18. Bölüm | Kanlı Vezir

46 33 0
                                    

"Maskeni Düşürmeme İzin Verir Misin?"

Kaskatı kesilmiş bedenimin kan akışı yavaş yavaş kendime gelmemi sağlamıştı. Ayağa kalkıp kanlar içinde yatan Caleb'ın yanına yaklaştım.

Eğitmenin çağırdığı doktor karnının sağ tarafından akan kanı durdurmaya çalışıyordu. Gözleri kapalı Caleb'ın nefes alması az çok içimi rahatlatıyordu. Odaya sedye getirilerek üstüne yatırdılar.

Dakikalar sonra ambulans ile götürülen Caleb'ın arkasından gitmiştik. Hastane de ameliyathanenin önünde panikle bekliyor, olacaklara kendimizi hazırlıyorduk.

Jennie bizim aksimize insani duygularla ağlıyordu. Sanırım aramızda ki tek insani duygulara sahip olan oydu. Benim için çok değerli biriydi ama ağlayamıyordum, birini sevdiğini göstermek için ağlamayı ya da iltifat etmeyi doğru bulmuyordum. Seven kişi bunlara gerek duymadan zaten hâyli, hâyli belli ederdi.

CIA ajanları'da buradaydı fakat onlara bakmamaya çalışıyordum. Bakarsam sinirlerim tepeme çıkardı. Şu an bunu istemiyordum.

Telefonumun titremesi ile ekranını açtım. Mesaj sahibi ile telefonunun ekranını kapattım. Şu an onunla uğraşamazdım.

Caleb'ı vuran ajan ölürse eğer hapse gidecekti. Tersi olursa Caleb şikayetçi olmadığı takdirde ihtarname yiyecekti.

Ailesine haber vermişlerdi ancak hâlâ onlardan bir iz yoktu. Geçen her bir dakika da gelen mesajlar artmaya başlıyordu. Telefonu duvara fırlatmamak şartıyla sakince ekranı açtım.

Serkan Demir'den gelen mesajları sabır dilenerek okumaya başladım.

"Selam."

"Nasılsınız?"

"Uzun zaman oldu görüşmeyeli."

Uzun zaman falan olmamıştı. Üç buçuk gün geçmişti. Onunla son görüştüğümüz günden bir asır geçse bile uzun zaman olamazdı.

"Telefonunuzun yanınızda olduğunu biliyorum. Neden cevap vermiyorsunuz?"

"Pekâlâ konuya gireyim."

"Yarın yemek yiyelim mi, yeniden?"

Bu mesajdan başka mesaj atmamıştı. Reddedeceğime dâir mesaj yazmaya koyulurken başka bir bildirim düştü ekrana. Kaşlarımı çatarak ona tıkladığımda anlık telefonu kendime yaklaştırma gereği duydum.

Bilinmeyen numaradan gönderilen fotoğrafta; Kızıl saçları dağılmış, hastane sandalyesinde telefonuna bakan bir kadın vardı.

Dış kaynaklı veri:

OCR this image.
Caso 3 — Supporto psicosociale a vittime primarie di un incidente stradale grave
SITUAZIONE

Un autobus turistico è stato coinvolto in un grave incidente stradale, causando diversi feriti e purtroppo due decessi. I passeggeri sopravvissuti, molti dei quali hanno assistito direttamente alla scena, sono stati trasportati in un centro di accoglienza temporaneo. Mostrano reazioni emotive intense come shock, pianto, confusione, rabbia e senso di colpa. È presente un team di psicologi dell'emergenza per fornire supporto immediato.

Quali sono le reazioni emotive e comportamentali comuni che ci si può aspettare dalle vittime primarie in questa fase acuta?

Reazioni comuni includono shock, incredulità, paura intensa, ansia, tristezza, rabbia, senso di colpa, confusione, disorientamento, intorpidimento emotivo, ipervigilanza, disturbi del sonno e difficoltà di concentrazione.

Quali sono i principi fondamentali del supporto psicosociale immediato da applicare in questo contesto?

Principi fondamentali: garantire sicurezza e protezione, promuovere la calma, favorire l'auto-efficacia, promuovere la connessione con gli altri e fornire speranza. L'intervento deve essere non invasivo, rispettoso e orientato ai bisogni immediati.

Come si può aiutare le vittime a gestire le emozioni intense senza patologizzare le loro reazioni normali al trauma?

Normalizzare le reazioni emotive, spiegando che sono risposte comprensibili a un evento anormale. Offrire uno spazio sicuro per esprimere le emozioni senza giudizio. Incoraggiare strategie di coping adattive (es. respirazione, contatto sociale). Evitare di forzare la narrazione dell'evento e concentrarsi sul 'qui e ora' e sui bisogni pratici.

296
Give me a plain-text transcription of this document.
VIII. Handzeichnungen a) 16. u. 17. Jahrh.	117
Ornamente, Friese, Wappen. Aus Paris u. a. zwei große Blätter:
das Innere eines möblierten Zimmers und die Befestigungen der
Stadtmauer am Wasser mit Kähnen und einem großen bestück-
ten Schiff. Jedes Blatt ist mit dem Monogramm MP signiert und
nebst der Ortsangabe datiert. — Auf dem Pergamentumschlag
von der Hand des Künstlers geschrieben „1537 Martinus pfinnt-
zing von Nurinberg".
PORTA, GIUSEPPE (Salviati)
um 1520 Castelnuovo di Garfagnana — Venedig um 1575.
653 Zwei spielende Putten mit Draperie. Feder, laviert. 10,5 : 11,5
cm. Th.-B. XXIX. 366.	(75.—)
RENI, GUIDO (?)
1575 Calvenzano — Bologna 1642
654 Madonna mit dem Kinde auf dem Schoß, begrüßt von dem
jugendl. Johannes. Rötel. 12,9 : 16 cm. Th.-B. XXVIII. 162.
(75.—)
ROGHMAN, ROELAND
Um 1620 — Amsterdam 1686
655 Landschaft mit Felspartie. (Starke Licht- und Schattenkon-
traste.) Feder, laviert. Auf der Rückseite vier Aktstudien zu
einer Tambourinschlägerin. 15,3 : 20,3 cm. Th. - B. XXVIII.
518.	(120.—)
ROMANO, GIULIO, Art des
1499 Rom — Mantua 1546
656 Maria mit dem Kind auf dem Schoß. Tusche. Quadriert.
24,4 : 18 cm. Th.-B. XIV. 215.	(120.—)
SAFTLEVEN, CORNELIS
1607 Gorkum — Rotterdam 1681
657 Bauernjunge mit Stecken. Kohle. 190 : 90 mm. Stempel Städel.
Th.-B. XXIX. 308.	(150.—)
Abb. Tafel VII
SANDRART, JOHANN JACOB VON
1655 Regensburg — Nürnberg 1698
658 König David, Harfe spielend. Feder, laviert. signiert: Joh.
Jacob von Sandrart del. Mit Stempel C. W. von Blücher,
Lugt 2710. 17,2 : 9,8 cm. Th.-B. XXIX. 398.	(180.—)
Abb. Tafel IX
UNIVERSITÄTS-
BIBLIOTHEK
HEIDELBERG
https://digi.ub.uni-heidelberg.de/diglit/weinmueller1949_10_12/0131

Biri uzaktan beni mi izliyordu?! Fotoğraftan çıktığımda, yeni bir mesaj gelmişti, aynı numaradan.

"Maskeni düşürmeme izin verir misin?"

Telefonu avuç içime aldığımda etrafta göz gezdirdim. Göz hizama giren kimse numaranın sahibi olamazdı. Özellikle Caleb'ın ağlayarak koridora giren ailesi... Ayağa kalktığım gibi koşar adımlarla koridorun sağ tarafına döndüm. Fazla uzağa gitmiş olamazdı.

Yanından geçtiğim yangın merdivenlerinden gelen sesle oraya yöneldim ve atlayarak merdivenlerden inmeye başladım. Ayak sesleri ona âit olmalıydı, olmak zorundaydı. Kaç kat indiğimi sayamayacak kadar hızla giriş kata ulaşmaya çalışıyordum.

Onun ayak sesleri kesildiğinde daha da hızlandım. Beyaz kapıdan çıktım ve kapıya doğru koşmaya devam ettim. Önüme çıkan sedye durmamı engelleyememişti. Sedye de yatandan daha önemli işlerim vardı.